I am also reminded of the vehement opposition to the “egghead” presidential aspirations of Adlai Stevenson. His intellectual demeanor was ridiculed by Republicans, led by Stewart Alsop, the newspaper columnist who, himself, boasted a Yale diploma. But it was precisely at that time that America’s experts were at their peak, building nuclear bombs and soon after putting man on the moon. Apparently, America’s brief intellectual apex tapped the deep natural vein of anti-intellectualism that has brought us to this present moment, when expert is a scary term.

But, you might argue, experts have brought on us all the recent economic calamity.

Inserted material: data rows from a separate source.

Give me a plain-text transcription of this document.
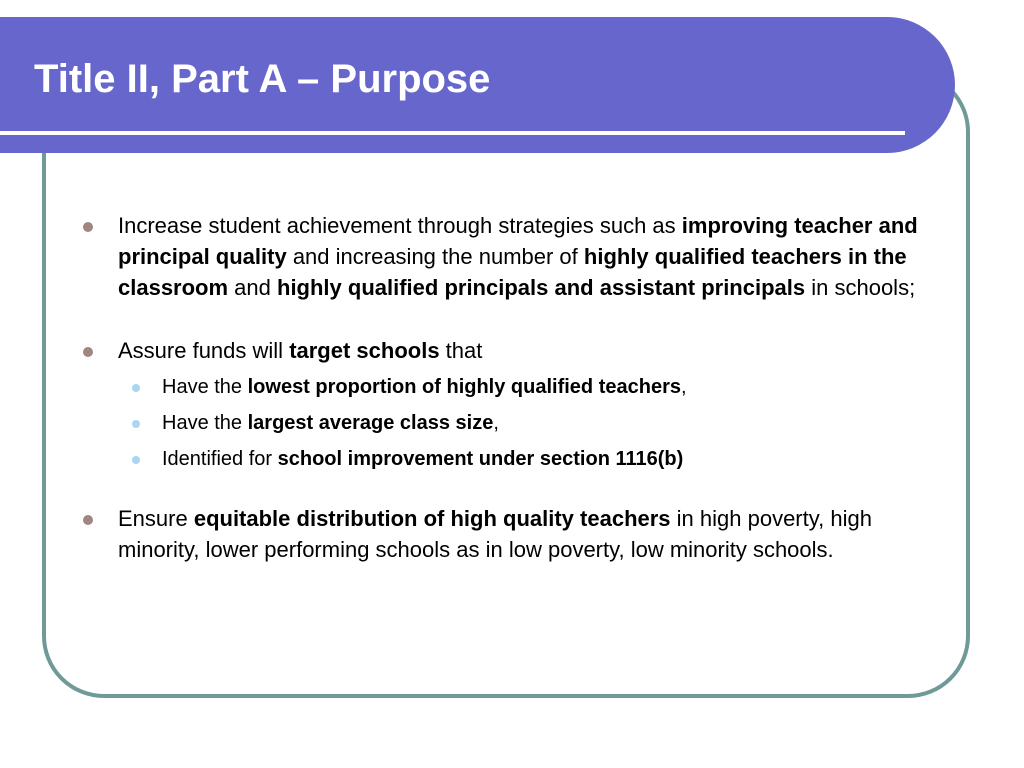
Title II, Part A – Purpose
Increase student achievement through strategies such as improving teacher and principal quality and increasing the number of highly qualified teachers in the classroom and highly qualified principals and assistant principals in schools;
Assure funds will target schools that
Have the lowest proportion of highly qualified teachers,
Have the largest average class size,
Identified for school improvement under section 1116(b)
Ensure equitable distribution of high quality teachers in high poverty, high minority, lower performing schools as in low poverty, low minority schools.
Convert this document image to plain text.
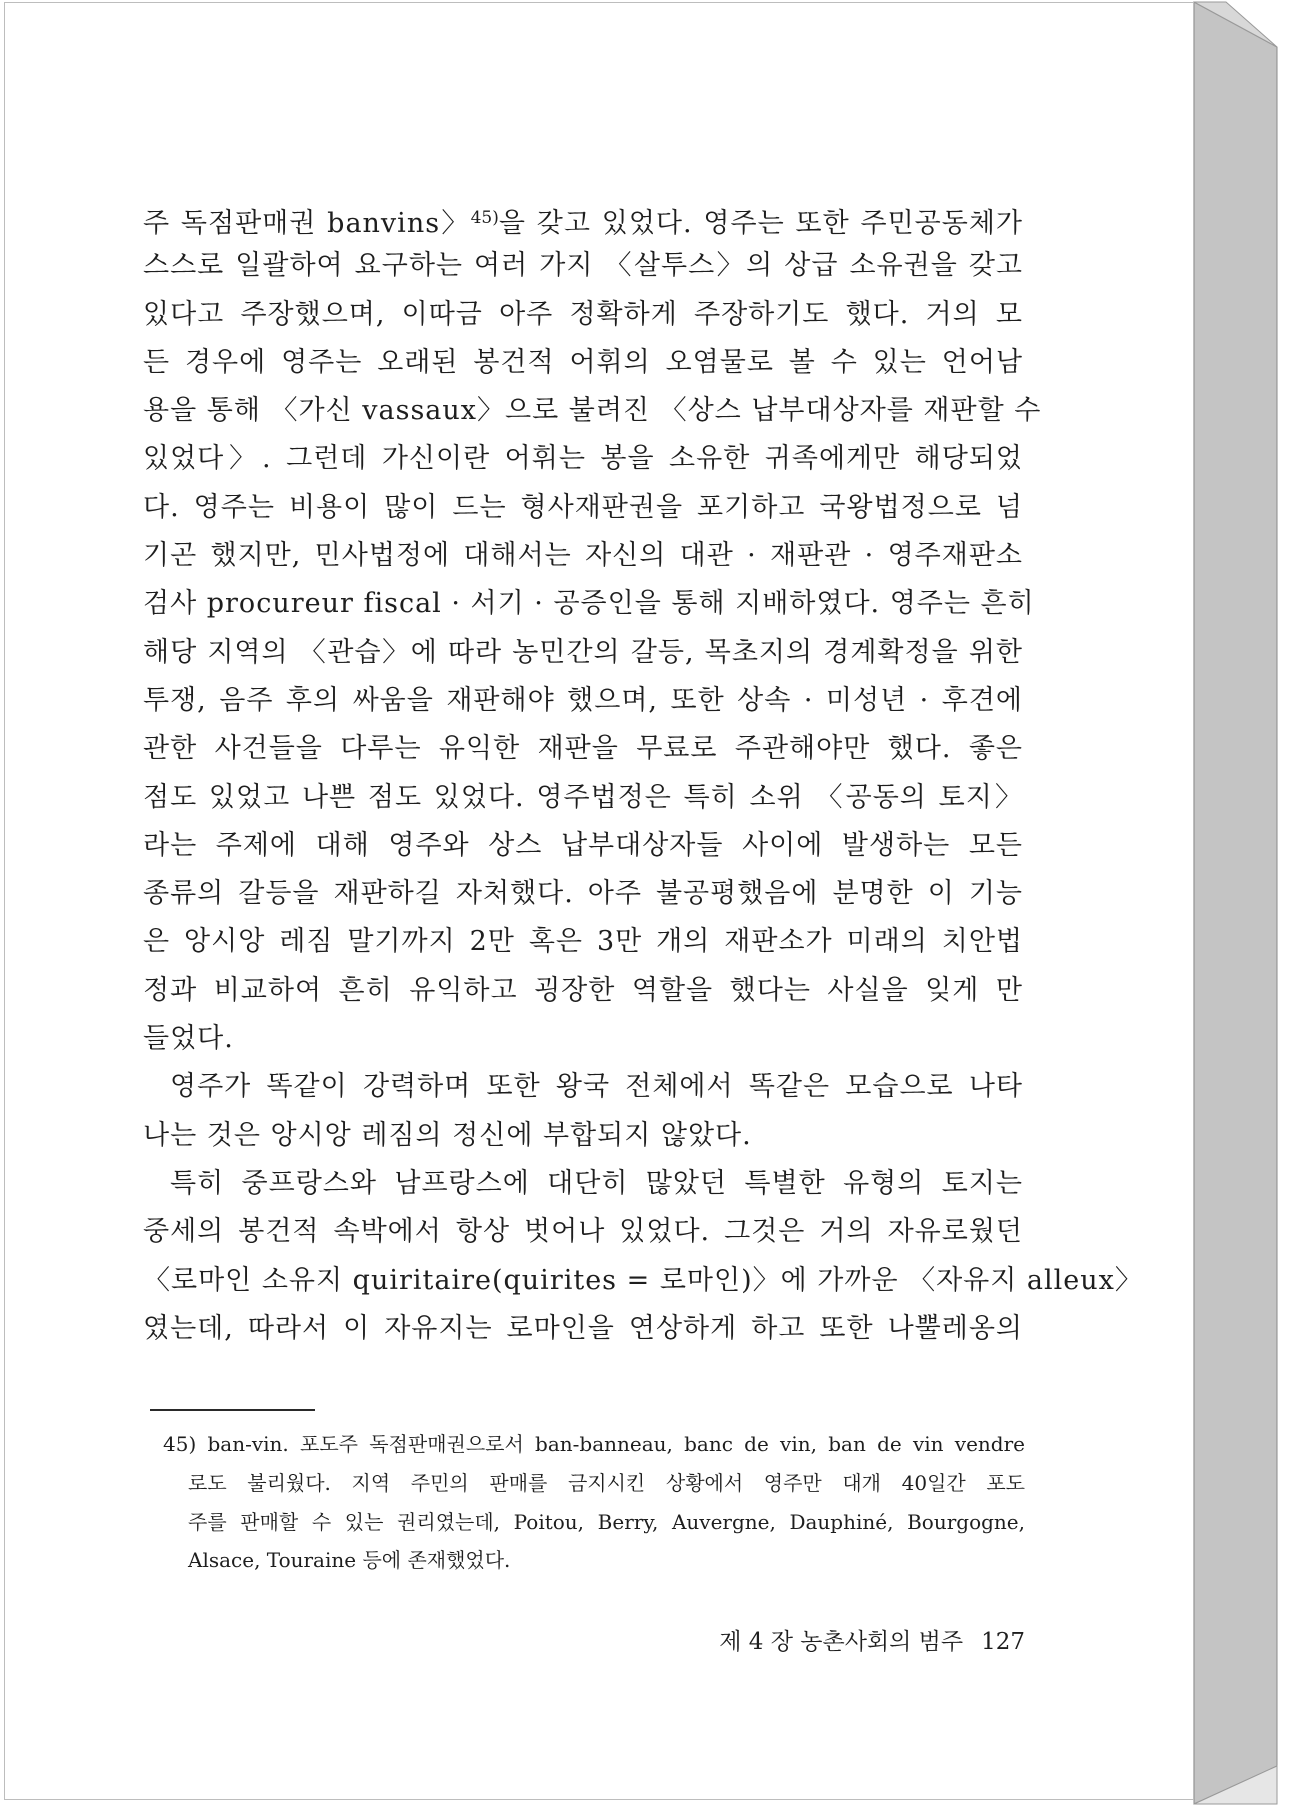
주 독점판매권 banvins〉$^{45)}$을 갖고 있었다. 영주는 또한 주민공동체가
스스로 일괄하여 요구하는 여러 가지 〈살투스〉의 상급 소유권을 갖고
있다고 주장했으며, 이따금 아주 정확하게 주장하기도 했다. 거의 모
든 경우에 영주는 오래된 봉건적 어휘의 오염물로 볼 수 있는 언어남
용을 통해 〈가신 vassaux〉으로 불려진 〈상스 납부대상자를 재판할 수
있었다〉. 그런데 가신이란 어휘는 봉을 소유한 귀족에게만 해당되었
다. 영주는 비용이 많이 드는 형사재판권을 포기하고 국왕법정으로 넘
기곤 했지만, 민사법정에 대해서는 자신의 대관 · 재판관 · 영주재판소
검사 procureur fiscal · 서기 · 공증인을 통해 지배하였다. 영주는 흔히
해당 지역의 〈관습〉에 따라 농민간의 갈등, 목초지의 경계확정을 위한
투쟁, 음주 후의 싸움을 재판해야 했으며, 또한 상속 · 미성년 · 후견에
관한 사건들을 다루는 유익한 재판을 무료로 주관해야만 했다. 좋은
점도 있었고 나쁜 점도 있었다. 영주법정은 특히 소위 〈공동의 토지〉
라는 주제에 대해 영주와 상스 납부대상자들 사이에 발생하는 모든
종류의 갈등을 재판하길 자처했다. 아주 불공평했음에 분명한 이 기능
은 앙시앙 레짐 말기까지 2만 혹은 3만 개의 재판소가 미래의 치안법
정과 비교하여 흔히 유익하고 굉장한 역할을 했다는 사실을 잊게 만
들었다.
영주가 똑같이 강력하며 또한 왕국 전체에서 똑같은 모습으로 나타
나는 것은 앙시앙 레짐의 정신에 부합되지 않았다.
특히 중프랑스와 남프랑스에 대단히 많았던 특별한 유형의 토지는
중세의 봉건적 속박에서 항상 벗어나 있었다. 그것은 거의 자유로웠던
〈로마인 소유지 quiritaire(quirites = 로마인)〉에 가까운 〈자유지 alleux〉
였는데, 따라서 이 자유지는 로마인을 연상하게 하고 또한 나뿔레옹의
45) ban-vin. 포도주 독점판매권으로서 ban-banneau, banc de vin, ban de vin vendre
로도 불리웠다. 지역 주민의 판매를 금지시킨 상황에서 영주만 대개 40일간 포도
주를 판매할 수 있는 권리였는데, Poitou, Berry, Auvergne, Dauphiné, Bourgogne,
Alsace, Touraine 등에 존재했었다.
제 4 장 농촌사회의 범주 127
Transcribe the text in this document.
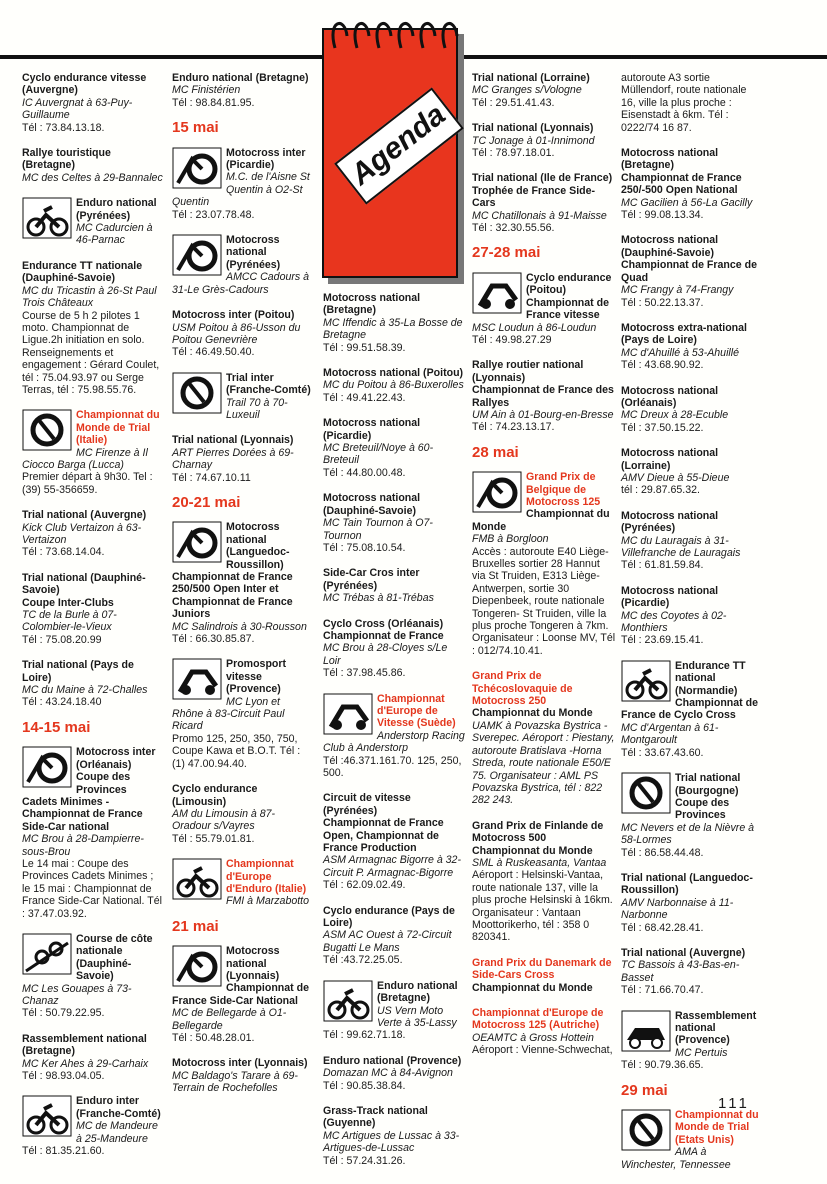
Agenda
Cyclo endurance vitesse (Auvergne)
IC Auvergnat à 63-Puy-Guillaume
Tél : 73.84.13.18.
Rallye touristique (Bretagne)
MC des Celtes à 29-Bannalec
Enduro national (Pyrénées)
MC Cadurcien à 46-Parnac
Endurance TT nationale (Dauphiné-Savoie)
MC du Tricastin à 26-St Paul Trois Châteaux
Course de 5 h 2 pilotes 1 moto. Championnat de Ligue.2h initiation en solo. Renseignements et engagement : Gérard Coulet, tél : 75.04.93.97 ou Serge Terras, tél : 75.98.55.76.
Championnat du Monde de Trial (Italie)
MC Firenze à Il Ciocco Barga (Lucca)
Premier départ à 9h30. Tel : (39) 55-356659.
Trial national (Auvergne)
Kick Club Vertaizon à 63-Vertaizon
Tél : 73.68.14.04.
Trial national (Dauphiné-Savoie)
Coupe Inter-Clubs
TC de la Burle à 07-Colombier-le-Vieux
Tél : 75.08.20.99
Trial national (Pays de Loire)
MC du Maine à 72-Challes
Tél : 43.24.18.40
14-15 mai
Motocross inter (Orléanais)
Coupe des Provinces Cadets Minimes - Championnat de France Side-Car national
MC Brou à 28-Dampierre-sous-Brou
Le 14 mai : Coupe des Provinces Cadets Minimes ; le 15 mai : Championnat de France Side-Car National. Tél : 37.47.03.92.
Course de côte nationale (Dauphiné-Savoie)
MC Les Gouapes à 73-Chanaz
Tél : 50.79.22.95.
Rassemblement national (Bretagne)
MC Ker Ahes à 29-Carhaix
Tél : 98.93.04.05.
Enduro inter (Franche-Comté)
MC de Mandeure à 25-Mandeure
Tél : 81.35.21.60.
Enduro national (Bretagne)
MC Finistérien
Tél : 98.84.81.95.
15 mai
Motocross inter (Picardie)
M.C. de l'Aisne St Quentin à O2-St Quentin
Tél : 23.07.78.48.
Motocross national (Pyrénées)
AMCC Cadours à 31-Le Grès-Cadours
Motocross inter (Poitou)
USM Poitou à 86-Usson du Poitou Genevrière
Tél : 46.49.50.40.
Trial inter (Franche-Comté)
Trail 70 à 70-Luxeuil
Trial national (Lyonnais)
ART Pierres Dorées à 69-Charnay
Tél : 74.67.10.11
20-21 mai
Motocross national (Languedoc-Roussillon)
Championnat de France 250/500 Open Inter et Championnat de France Juniors
MC Salindrois à 30-Rousson
Tél : 66.30.85.87.
Promosport vitesse (Provence)
MC Lyon et Rhône à 83-Circuit Paul Ricard
Promo 125, 250, 350, 750, Coupe Kawa et B.O.T. Tél : (1) 47.00.94.40.
Cyclo endurance (Limousin)
AM du Limousin à 87-Oradour s/Vayres
Tél : 55.79.01.81.
Championnat d'Europe d'Enduro (Italie)
FMI à Marzabotto
21 mai
Motocross national (Lyonnais)
Championnat de France Side-Car National
MC de Bellegarde à O1-Bellegarde
Tél : 50.48.28.01.
Motocross inter (Lyonnais)
MC Baldago's Tarare à 69-Terrain de Rochefolles
Motocross national (Bretagne)
MC Iffendic à 35-La Bosse de Bretagne
Tél : 99.51.58.39.
Motocross national (Poitou)
MC du Poitou à 86-Buxerolles
Tél : 49.41.22.43.
Motocross national (Picardie)
MC Breteuil/Noye à 60-Breteuil
Tél : 44.80.00.48.
Motocross national (Dauphiné-Savoie)
MC Tain Tournon à O7-Tournon
Tél : 75.08.10.54.
Side-Car Cros inter (Pyrénées)
MC Trébas à 81-Trébas
Cyclo Cross (Orléanais)
Championnat de France
MC Brou à 28-Cloyes s/Le Loir
Tél : 37.98.45.86.
Championnat d'Europe de Vitesse (Suède)
Anderstorp Racing Club à Anderstorp
Tél :46.371.161.70. 125, 250, 500.
Circuit de vitesse (Pyrénées)
Championnat de France Open, Championnat de France Production
ASM Armagnac Bigorre à 32-Circuit P. Armagnac-Bigorre
Tél : 62.09.02.49.
Cyclo endurance (Pays de Loire)
ASM AC Ouest à 72-Circuit Bugatti Le Mans
Tél :43.72.25.05.
Enduro national (Bretagne)
US Vern Moto Verte à 35-Lassy
Tél : 99.62.71.18.
Enduro national (Provence)
Domazan MC à 84-Avignon
Tél : 90.85.38.84.
Grass-Track national (Guyenne)
MC Artigues de Lussac à 33-Artigues-de-Lussac
Tél : 57.24.31.26.
Trial national (Lorraine)
MC Granges s/Vologne
Tél : 29.51.41.43.
Trial national (Lyonnais)
TC Jonage à 01-Innimond
Tél : 78.97.18.01.
Trial national (Ile de France)
Trophée de France Side-Cars
MC Chatillonais à 91-Maisse
Tél : 32.30.55.56.
27-28 mai
Cyclo endurance (Poitou)
Championnat de France vitesse
MSC Loudun à 86-Loudun
Tél : 49.98.27.29
Rallye routier national (Lyonnais)
Championnat de France des Rallyes
UM Ain à 01-Bourg-en-Bresse
Tél : 74.23.13.17.
28 mai
Grand Prix de Belgique de Motocross 125
Championnat du Monde
FMB à Borgloon
Accès : autoroute E40 Liège-Bruxelles sortier 28 Hannut via St Truiden, E313 Liège-Antwerpen, sortie 30 Diepenbeek, route nationale Tongeren- St Truiden, ville la plus proche Tongeren à 7km. Organisateur : Loonse MV, Tél : 012/74.10.41.
Grand Prix de Tchécoslovaquie de Motocross 250
Championnat du Monde
UAMK à Povazska Bystrica - Sverepec. Aéroport : Piestany, autoroute Bratislava -Horna Streda, route nationale E50/E 75. Organisateur : AML PS Povazska Bystrica, tél : 822 282 243.
Grand Prix de Finlande de Motocross 500
Championnat du Monde
SML à Ruskeasanta, Vantaa
Aéroport : Helsinski-Vantaa, route nationale 137, ville la plus proche Helsinski à 16km. Organisateur : Vantaan Moottorikerho, tél : 358 0 820341.
Grand Prix du Danemark de Side-Cars Cross
Championnat du Monde
Championnat d'Europe de Motocross 125 (Autriche)
OEAMTC à Gross Hottein
Aéroport : Vienne-Schwechat,
autoroute A3 sortie Müllendorf, route nationale 16, ville la plus proche : Eisenstadt à 6km. Tél : 0222/74 16 87.
Motocross national (Bretagne)
Championnat de France 250/-500 Open National
MC Gacilien à 56-La Gacilly
Tél : 99.08.13.34.
Motocross national (Dauphiné-Savoie)
Championnat de France de Quad
MC Frangy à 74-Frangy
Tél : 50.22.13.37.
Motocross extra-national (Pays de Loire)
MC d'Ahuillé à 53-Ahuillé
Tél : 43.68.90.92.
Motocross national (Orléanais)
MC Dreux à 28-Ecuble
Tél : 37.50.15.22.
Motocross national (Lorraine)
AMV Dieue à 55-Dieue
tél : 29.87.65.32.
Motocross national (Pyrénées)
MC du Lauragais à 31-Villefranche de Lauragais
Tél : 61.81.59.84.
Motocross national (Picardie)
MC des Coyotes à 02-Monthiers
Tél : 23.69.15.41.
Endurance TT national (Normandie)
Championnat de France de Cyclo Cross
MC d'Argentan à 61-Montgaroult
Tél : 33.67.43.60.
Trial national (Bourgogne)
Coupe des Provinces
MC Nevers et de la Nièvre à 58-Lormes
Tél : 86.58.44.48.
Trial national (Languedoc-Roussillon)
AMV Narbonnaise à 11-Narbonne
Tél : 68.42.28.41.
Trial national (Auvergne)
TC Bassois à 43-Bas-en-Basset
Tél : 71.66.70.47.
Rassemblement national (Provence)
MC Pertuis
Tél : 90.79.36.65.
29 mai
Championnat du Monde de Trial (Etats Unis)
AMA à Winchester, Tennessee
111
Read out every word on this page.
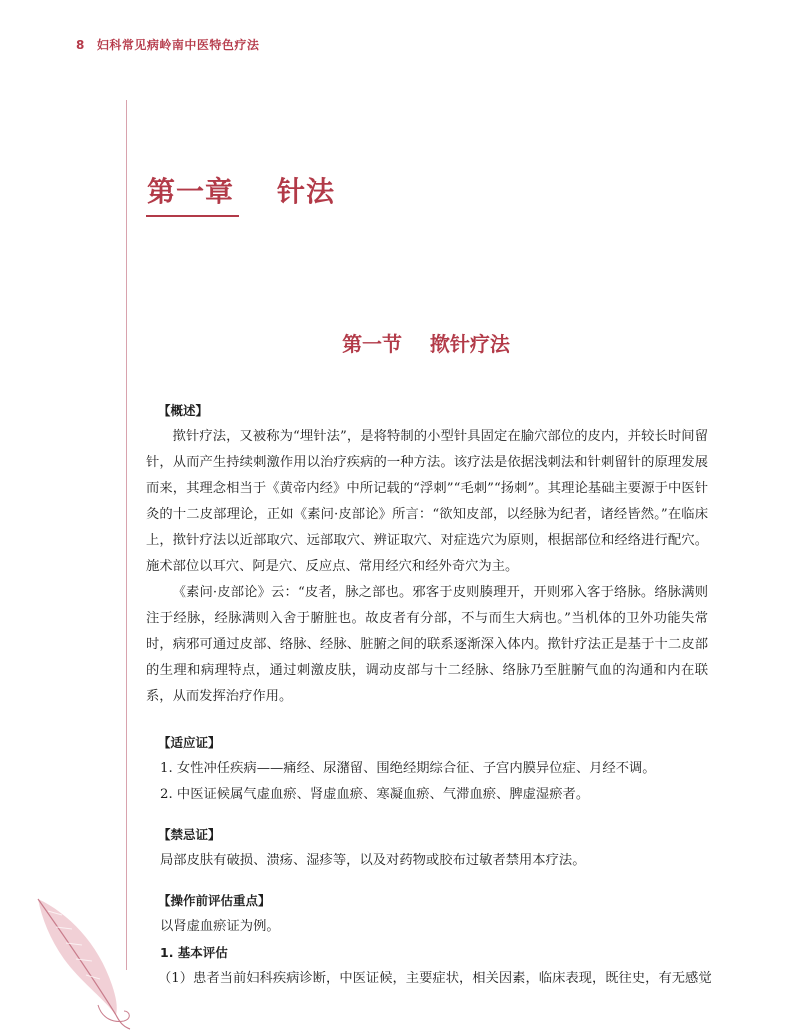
8 妇科常见病岭南中医特色疗法
第一章    针法
第一节    揿针疗法

【概述】

揿针疗法，又被称为“埋针法”，是将特制的小型针具固定在腧穴部位的皮内，并较长时间留针，从而产生持续刺激作用以治疗疾病的一种方法。该疗法是依据浅刺法和针刺留针的原理发展而来，其理念相当于《黄帝内经》中所记载的“浮刺”“毛刺”“扬刺”。其理论基础主要源于中医针灸的十二皮部理论，正如《素问·皮部论》所言：“欲知皮部，以经脉为纪者，诸经皆然。”在临床上，揿针疗法以近部取穴、远部取穴、辨证取穴、对症选穴为原则，根据部位和经络进行配穴。施术部位以耳穴、阿是穴、反应点、常用经穴和经外奇穴为主。

《素问·皮部论》云：“皮者，脉之部也。邪客于皮则腠理开，开则邪入客于络脉。络脉满则注于经脉，经脉满则入舍于腑脏也。故皮者有分部，不与而生大病也。”当机体的卫外功能失常时，病邪可通过皮部、络脉、经脉、脏腑之间的联系逐渐深入体内。揿针疗法正是基于十二皮部的生理和病理特点，通过刺激皮肤，调动皮部与十二经脉、络脉乃至脏腑气血的沟通和内在联系，从而发挥治疗作用。

【适应证】

1. 女性冲任疾病——痛经、尿潴留、围绝经期综合征、子宫内膜异位症、月经不调。

2. 中医证候属气虚血瘀、肾虚血瘀、寒凝血瘀、气滞血瘀、脾虚湿瘀者。

【禁忌证】

局部皮肤有破损、溃疡、湿疹等，以及对药物或胶布过敏者禁用本疗法。

【操作前评估重点】

以肾虚血瘀证为例。

1. 基本评估

（1）患者当前妇科疾病诊断，中医证候，主要症状，相关因素，临床表现，既往史，有无感觉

When so-called experts can cause such a mess, what value can we place on expertise, and who can say who is really an expert and who is not?

This is a problem we American’s bring on ourselves. When we don’t like the answer experts supply, all to often we go “shopping” for a different expert to give us the answer we want, or that reaffirms our own beliefs, since we are really intellectually equivalent to any supposed expert, as Toqueville so presciently observed. It’s never hard to find someone who will claim expertise in order to fill a void. This is the root of the problem: Americans don’t want experts; they want sycophants. They want someone to tell them they are right, not someone to tell them the truth. This was alarmingly obvious during Bush the Younger’s administration, but it really reflected the culture of America as a whole, not some deviant aberration. And little has changed since George W. left office.

Which brings me to a final point. If as Toqueville observed more than a century and a half ago, Americans are predisposed to discount expertise, and we have managed despite that fact to create a modern nation that boasts the largest economy in the world, what’s wrong with that? Well, perhaps this predilection to disdain for the intellectual has brought us this far, but no further. Perhaps we have reached the realistic limits of our cultural capacity. China is rapidly advancing on us economically, and Europe has long since passed us by in most measures of social and cultural development. By some measures, particularly regarding public health, we are being overtaken by many third world countries. Perhaps we have gone as far as amateurism, duct tape and sophophobia will take us.